Starcom, part of Publicis Groupe's media arm Starcom MediaVest, is pushing publishers for more accountability-asking them to provide quantitative and qualitative data proving ads in their titles help advertisers meet their business goals. It's also prodding them to demonstrate how content meshes with ads and how clients can tailor ads in different titles.

qualifying it

"Everybody [has been] talking about engagement for years," said Andrew Swinand, senior VP-group client leader at Starcom, a top print buyer. But "nobody has qualified it, quantified it or made it actionable."

Starcom is trying to do that in requests for proposals sent to magazines for 2005 planning. Through a process called "ACE," the agency is asking questions to measure magazines' effectiveness in three categories: accountability, connectivity and engagement. Starcom will work with publications to address perceived shortcomings.

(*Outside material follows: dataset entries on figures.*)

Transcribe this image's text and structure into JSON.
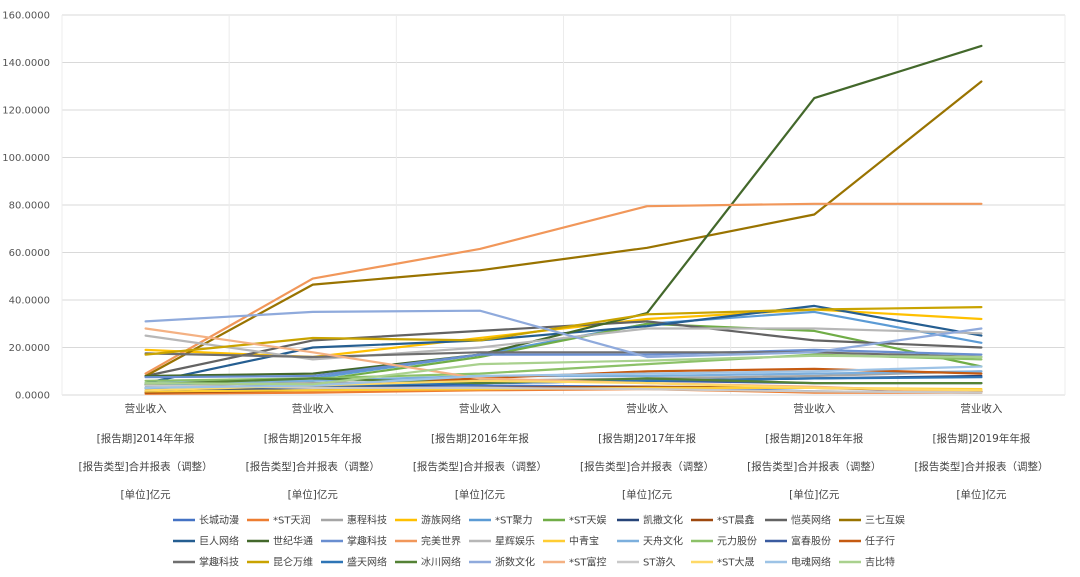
{
  "chart_data": {
    "type": "line",
    "title": "",
    "xlabel": "",
    "ylabel": "",
    "ylim": [
      0,
      160
    ],
    "yticks": [
      "0.0000",
      "20.0000",
      "40.0000",
      "60.0000",
      "80.0000",
      "100.0000",
      "120.0000",
      "140.0000",
      "160.0000"
    ],
    "grid": true,
    "legend": "bottom",
    "categories": [
      [
        "营业收入",
        "[报告期]2014年年报",
        "[报告类型]合并报表（调整）",
        "[单位]亿元"
      ],
      [
        "营业收入",
        "[报告期]2015年年报",
        "[报告类型]合并报表（调整）",
        "[单位]亿元"
      ],
      [
        "营业收入",
        "[报告期]2016年年报",
        "[报告类型]合并报表（调整）",
        "[单位]亿元"
      ],
      [
        "营业收入",
        "[报告期]2017年年报",
        "[报告类型]合并报表（调整）",
        "[单位]亿元"
      ],
      [
        "营业收入",
        "[报告期]2018年年报",
        "[报告类型]合并报表（调整）",
        "[单位]亿元"
      ],
      [
        "营业收入",
        "[报告期]2019年年报",
        "[报告类型]合并报表（调整）",
        "[单位]亿元"
      ]
    ],
    "series": [
      {
        "name": "长城动漫",
        "color": "#4472c4",
        "values": [
          3,
          3.5,
          4,
          3.5,
          1.5,
          1
        ]
      },
      {
        "name": "*ST天润",
        "color": "#ed7d31",
        "values": [
          0.5,
          1,
          2,
          2.5,
          1,
          1
        ]
      },
      {
        "name": "惠程科技",
        "color": "#a5a5a5",
        "values": [
          4,
          5,
          6,
          7,
          8,
          10
        ]
      },
      {
        "name": "游族网络",
        "color": "#ffc000",
        "values": [
          19,
          16,
          24,
          32,
          36,
          32
        ]
      },
      {
        "name": "*ST聚力",
        "color": "#5b9bd5",
        "values": [
          4,
          7,
          17,
          30,
          35,
          22
        ]
      },
      {
        "name": "*ST天娱",
        "color": "#70ad47",
        "values": [
          5,
          6,
          16,
          30,
          27,
          12
        ]
      },
      {
        "name": "凯撒文化",
        "color": "#264478",
        "values": [
          2,
          3,
          5,
          6,
          7,
          8
        ]
      },
      {
        "name": "*ST晨鑫",
        "color": "#9e480e",
        "values": [
          1,
          2,
          3,
          3.5,
          3,
          1.5
        ]
      },
      {
        "name": "恺英网络",
        "color": "#636363",
        "values": [
          8,
          23,
          27,
          31,
          23,
          20
        ]
      },
      {
        "name": "三七互娱",
        "color": "#997300",
        "values": [
          8,
          46.5,
          52.5,
          62,
          76,
          132
        ]
      },
      {
        "name": "巨人网络",
        "color": "#255e91",
        "values": [
          5,
          20,
          23,
          29,
          37.5,
          25
        ]
      },
      {
        "name": "世纪华通",
        "color": "#43682b",
        "values": [
          8,
          9,
          17,
          34.5,
          125,
          147
        ]
      },
      {
        "name": "掌趣科技",
        "color": "#698ed0",
        "values": [
          7.5,
          8,
          17,
          17,
          19,
          17
        ]
      },
      {
        "name": "完美世界",
        "color": "#f1975a",
        "values": [
          9,
          49,
          61.5,
          79.5,
          80.5,
          80.5
        ]
      },
      {
        "name": "星辉娱乐",
        "color": "#b7b7b7",
        "values": [
          25,
          15,
          20,
          28,
          28,
          26
        ]
      },
      {
        "name": "中青宝",
        "color": "#ffcd33",
        "values": [
          1.5,
          2,
          2.5,
          3,
          3,
          2.5
        ]
      },
      {
        "name": "天舟文化",
        "color": "#7cafdd",
        "values": [
          5,
          6,
          8,
          8,
          9,
          10
        ]
      },
      {
        "name": "元力股份",
        "color": "#8cc168",
        "values": [
          6,
          7,
          9,
          13,
          17,
          15
        ]
      },
      {
        "name": "富春股份",
        "color": "#3a5ba0",
        "values": [
          2,
          4,
          6,
          6,
          5,
          5
        ]
      },
      {
        "name": "任子行",
        "color": "#c55a11",
        "values": [
          3,
          4,
          7,
          10,
          11,
          9
        ]
      },
      {
        "name": "掌趣科技",
        "color": "#6f6f6f",
        "values": [
          17.5,
          16,
          18,
          18,
          18,
          16
        ]
      },
      {
        "name": "昆仑万维",
        "color": "#c9a300",
        "values": [
          17,
          24,
          23,
          34,
          36,
          37
        ]
      },
      {
        "name": "盛天网络",
        "color": "#2e75b6",
        "values": [
          3,
          4,
          5,
          6,
          7,
          7.5
        ]
      },
      {
        "name": "冰川网络",
        "color": "#548235",
        "values": [
          4.5,
          7,
          5,
          7,
          5,
          5
        ]
      },
      {
        "name": "浙数文化",
        "color": "#8faadc",
        "values": [
          31,
          35,
          35.5,
          16,
          18,
          28
        ]
      },
      {
        "name": "*ST富控",
        "color": "#f4b183",
        "values": [
          28,
          18,
          7,
          5,
          3.5,
          1
        ]
      },
      {
        "name": "ST游久",
        "color": "#c9c9c9",
        "values": [
          4,
          3,
          3,
          2.5,
          1.5,
          1
        ]
      },
      {
        "name": "*ST大晟",
        "color": "#ffd966",
        "values": [
          2,
          4,
          6,
          5,
          3,
          2
        ]
      },
      {
        "name": "电魂网络",
        "color": "#9dc3e6",
        "values": [
          3,
          4,
          8,
          9,
          10,
          12
        ]
      },
      {
        "name": "吉比特",
        "color": "#a9d18e",
        "values": [
          5,
          4.5,
          13,
          14.5,
          16.5,
          16
        ]
      }
    ]
  }
}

"We totally applaud it," said Jack Haire, exec VP-Time Inc. Starcom is focused on "really understanding how to make magazines work harder for their clients."

A sales executive for a major consumer magazine said titles with extensive subscriber research shouldn't have a problem making the grade in ACE. It could challenge smaller publications.

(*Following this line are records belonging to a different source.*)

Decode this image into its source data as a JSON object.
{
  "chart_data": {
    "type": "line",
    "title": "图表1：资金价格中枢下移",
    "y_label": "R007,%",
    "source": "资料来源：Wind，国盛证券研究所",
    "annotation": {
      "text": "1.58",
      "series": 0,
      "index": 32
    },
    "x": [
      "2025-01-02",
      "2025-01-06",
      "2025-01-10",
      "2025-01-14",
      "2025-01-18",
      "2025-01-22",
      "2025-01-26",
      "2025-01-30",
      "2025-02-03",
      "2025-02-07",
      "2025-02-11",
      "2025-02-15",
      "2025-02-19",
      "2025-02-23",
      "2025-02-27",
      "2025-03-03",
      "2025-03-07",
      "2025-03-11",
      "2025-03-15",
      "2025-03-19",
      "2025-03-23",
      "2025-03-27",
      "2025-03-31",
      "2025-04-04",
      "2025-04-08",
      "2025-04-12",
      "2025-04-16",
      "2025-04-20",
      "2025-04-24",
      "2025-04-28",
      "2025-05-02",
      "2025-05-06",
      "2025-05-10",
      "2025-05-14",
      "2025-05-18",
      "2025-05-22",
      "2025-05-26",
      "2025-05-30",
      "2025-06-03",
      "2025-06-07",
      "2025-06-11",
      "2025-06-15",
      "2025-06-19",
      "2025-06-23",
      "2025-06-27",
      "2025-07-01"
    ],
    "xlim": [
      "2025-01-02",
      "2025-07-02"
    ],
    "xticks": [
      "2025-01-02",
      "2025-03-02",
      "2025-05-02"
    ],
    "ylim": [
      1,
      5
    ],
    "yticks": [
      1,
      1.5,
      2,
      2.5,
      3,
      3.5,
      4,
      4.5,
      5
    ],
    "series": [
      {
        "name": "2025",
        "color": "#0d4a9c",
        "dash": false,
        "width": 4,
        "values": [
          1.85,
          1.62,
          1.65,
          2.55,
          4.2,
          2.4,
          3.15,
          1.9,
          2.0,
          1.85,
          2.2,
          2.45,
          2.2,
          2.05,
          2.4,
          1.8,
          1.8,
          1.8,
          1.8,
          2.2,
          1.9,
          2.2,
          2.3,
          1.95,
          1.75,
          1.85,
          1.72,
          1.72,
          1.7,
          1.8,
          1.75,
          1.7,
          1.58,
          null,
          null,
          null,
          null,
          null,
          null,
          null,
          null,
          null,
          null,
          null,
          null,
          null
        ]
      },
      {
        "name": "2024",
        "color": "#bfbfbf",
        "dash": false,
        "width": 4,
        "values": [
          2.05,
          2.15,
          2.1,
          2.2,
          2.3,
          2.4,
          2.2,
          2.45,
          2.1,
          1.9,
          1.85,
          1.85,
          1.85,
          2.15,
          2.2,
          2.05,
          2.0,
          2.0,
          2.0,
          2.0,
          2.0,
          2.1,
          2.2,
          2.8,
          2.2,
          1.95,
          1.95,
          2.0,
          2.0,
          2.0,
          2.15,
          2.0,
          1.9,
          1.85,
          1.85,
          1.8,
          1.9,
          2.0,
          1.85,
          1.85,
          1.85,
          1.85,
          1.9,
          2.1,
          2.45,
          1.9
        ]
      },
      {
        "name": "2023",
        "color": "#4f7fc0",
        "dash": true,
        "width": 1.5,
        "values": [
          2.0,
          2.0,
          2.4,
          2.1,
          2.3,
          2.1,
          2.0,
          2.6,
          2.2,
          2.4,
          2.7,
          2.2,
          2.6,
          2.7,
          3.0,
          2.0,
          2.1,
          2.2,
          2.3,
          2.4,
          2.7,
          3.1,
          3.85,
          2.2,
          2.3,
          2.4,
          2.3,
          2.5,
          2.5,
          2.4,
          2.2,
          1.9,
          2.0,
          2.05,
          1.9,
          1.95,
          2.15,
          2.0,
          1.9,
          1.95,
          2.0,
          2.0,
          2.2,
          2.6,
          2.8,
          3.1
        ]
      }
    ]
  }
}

For accountability, Starcom has identified six factors that represent reader engagement. It will ask magazines 75 questions related to how they stack up in these areas. The agency declined to disclose the questions.

Starcom has formed a partnership with research firm Affinity to do title-level research to measure engagement and how ads drive business.

Also related to accountability, Starcom is pushing magazines to provide circulation and reader data more quickly than they currently do. Observers said this will be difficult to pull off, but Starcom executives said they've had promising conversations in this area.

recent scandals

The process isn't driven by concerns that publications inflate circulation figures, said Brenda White, director-print investment at Starcom. This issue was raised most recently by inflation scandals at the Dallas Morning News, two Tribune Co. newspapers and Hollinger's Chicago Sun-Times.

For "connectivity," Starcom asks magazines to show how publications provide the right environment for marketers to connect with their target. The agency looks for alignment of context, contact and content, according to a consumer magazine executive who's familiar with ACE.

To measure "engagement," Starcom asks magazines to show that "readers regularly interact with your publication and internalize its information," the executive said.